Fraud is in focus at Minnesota Capitol. What are some proposals can Minnesotans expect?
Fraudsters have stolen millions in taxpayer money in Minnesota, putting pressure on lawmakers on both sides of the aisle to find solutions. Republicans and Democrats alike say doing so is a top priority for them this year, but they have different approaches to a fix.
Last session in a divided Legislature—which is the same political makeup this year with a tied Minnesota House—lawmakers made kickbacks illegal, allowed payment pauses to providers at the first signs of fraud and added new protections for whistleblowers, among other provisions.
What cleared the Senate with broad bipartisan support but not the House: a new independent Office of Inspector General to investigate fraud. Its future this year, though, is unclear since Republicans and Democrats in the House are at odds over what that new agency should look like.

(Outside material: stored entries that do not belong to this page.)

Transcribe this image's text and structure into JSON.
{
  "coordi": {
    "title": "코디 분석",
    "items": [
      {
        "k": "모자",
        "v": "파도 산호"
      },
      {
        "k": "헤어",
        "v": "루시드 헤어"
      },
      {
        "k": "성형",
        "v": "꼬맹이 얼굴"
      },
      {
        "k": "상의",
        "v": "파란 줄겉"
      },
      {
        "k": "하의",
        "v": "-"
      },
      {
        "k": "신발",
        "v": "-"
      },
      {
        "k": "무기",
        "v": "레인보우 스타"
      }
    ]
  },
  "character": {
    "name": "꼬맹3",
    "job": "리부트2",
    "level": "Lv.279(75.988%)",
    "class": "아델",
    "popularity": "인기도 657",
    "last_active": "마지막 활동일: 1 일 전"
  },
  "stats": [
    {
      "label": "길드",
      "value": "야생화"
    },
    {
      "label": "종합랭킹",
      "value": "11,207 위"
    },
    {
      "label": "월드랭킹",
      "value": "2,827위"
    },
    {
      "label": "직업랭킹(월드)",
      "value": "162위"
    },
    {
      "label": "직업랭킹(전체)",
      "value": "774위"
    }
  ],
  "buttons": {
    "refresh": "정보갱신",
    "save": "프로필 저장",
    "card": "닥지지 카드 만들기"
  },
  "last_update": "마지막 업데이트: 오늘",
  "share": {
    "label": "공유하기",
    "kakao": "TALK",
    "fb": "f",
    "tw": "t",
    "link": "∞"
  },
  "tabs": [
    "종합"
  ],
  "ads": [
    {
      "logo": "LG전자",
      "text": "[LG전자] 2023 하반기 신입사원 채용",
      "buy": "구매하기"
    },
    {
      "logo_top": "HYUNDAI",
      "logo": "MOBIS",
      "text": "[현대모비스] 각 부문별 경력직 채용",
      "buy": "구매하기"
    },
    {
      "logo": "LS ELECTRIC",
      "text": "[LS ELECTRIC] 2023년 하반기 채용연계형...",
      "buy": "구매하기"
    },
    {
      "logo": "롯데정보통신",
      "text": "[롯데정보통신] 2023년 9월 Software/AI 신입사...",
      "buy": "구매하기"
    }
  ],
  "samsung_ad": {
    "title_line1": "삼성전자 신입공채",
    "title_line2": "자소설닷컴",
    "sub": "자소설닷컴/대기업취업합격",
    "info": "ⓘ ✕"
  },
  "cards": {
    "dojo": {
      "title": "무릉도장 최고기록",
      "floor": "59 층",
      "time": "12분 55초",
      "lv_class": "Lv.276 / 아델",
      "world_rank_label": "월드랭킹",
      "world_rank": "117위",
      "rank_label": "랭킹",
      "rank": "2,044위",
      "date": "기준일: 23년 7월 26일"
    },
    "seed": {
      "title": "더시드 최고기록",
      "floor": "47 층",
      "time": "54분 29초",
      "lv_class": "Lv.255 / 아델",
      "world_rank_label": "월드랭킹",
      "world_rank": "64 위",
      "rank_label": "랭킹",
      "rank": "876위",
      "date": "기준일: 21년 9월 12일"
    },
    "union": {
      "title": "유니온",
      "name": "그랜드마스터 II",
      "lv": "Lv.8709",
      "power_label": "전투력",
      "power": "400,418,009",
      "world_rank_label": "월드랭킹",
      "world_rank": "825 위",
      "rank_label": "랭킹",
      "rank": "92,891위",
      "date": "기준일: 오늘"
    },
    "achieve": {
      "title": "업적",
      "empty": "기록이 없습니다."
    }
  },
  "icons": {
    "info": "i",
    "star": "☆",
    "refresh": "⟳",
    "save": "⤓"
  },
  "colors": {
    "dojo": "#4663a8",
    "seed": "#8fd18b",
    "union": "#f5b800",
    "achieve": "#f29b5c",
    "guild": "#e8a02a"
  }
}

"We've got to get away from thinking that there's just one bill on this, which has been the Republican approach of like the OIG is the end all be all—it's not," said Rep. Zack Stephenson, the House DFL leader.
An Office of Inspector General is one proposal in a package of bills the House DFL brought forward Tuesday, though it differs from the Senate approach that has the support of a majority of both parties in that chamber and House Republicans.
Stephenson said the Senate version doesn't do enough on the front end to stop fraud from happening in the first place, but Republicans have sharply criticized the removal of the law enforcement bureau from the House DFL plan, which they say is a key tool that would give the office much-needed authority.
Twice in the last two weeks, that proposal has stalled in a House committee because neither side could come to consensus on how to move forward.
"We're not going to let that bill move forward until we have a permanent solution to fraud and we think that that should be the goal is preventing fraud so it doesn't happen in the first place," Stephenson said Tuesday. "It isn't good enough just to lock up the people after the fact."
House Republicans said their other anti-fraud priorities include putting in place new guardrails around the 14 Medicaid programs deemed high-risk for fraud and putting in place accountability measures for agencies and their leaders when fraud occurs, noting the recent Office of Legislative Auditor report that found officials in the Department of Human Services were backdating documents.
"The departments that enabled the fraud cannot be trusted to fix the problem themselves," Rep. Harry Niska, the Republican floor leader, told reporters last week.
But the OIG bill is the top issue for the GOP caucus.
"Nobody has even gotten fired for backdating documents in an audit. So we need an independent Office of Inspector General. We need it now," Niska said. "This bill has gone through enough of a process to where we could pass it, instead of having the Democrats slow-roll it and gut the bill."
Adding more investigators to the Attorney General's Medicaid Fraud Control Unit, implementing background checks for providers and requiring that those providers get surety bonds as financial security for the state as a condition of enrollment are among the House DFL priorities to fight fraud.
They also said the state needs to invest in improving outdated technology that can create vulnerabilities in the system.
"Many of the programs that are involved in the Medicaid space are Oregon Trail, vintage programming," Stephenson said. "But there is a significant price tag in some of these cases. There's also a federal match and so you can leverage federal dollars."
There could be room for agreement between Republicans and Democrats on that front. Last week in a separate news conference, Senate Republicans voiced their support for similar tech upgrades.
They also said the back a plan to authorize electronic visit verification to ensure to ensure someone who is supposed to be at a site actually is present, which House Democrats also said was a priority Tuesday.
Sen. Jordan Rasmusson, a Republican, is co-authoring a bill in the Senate with Democrats that would implement this measure, which he described as "standard" in other states.
"[The Department of Human Services] has been talking about implementing these requirements for years, but have failed to do so and failed to protect taxpayers," he said. "We will be introducing a bill to require accelerated implementation of these basic program integrity measures."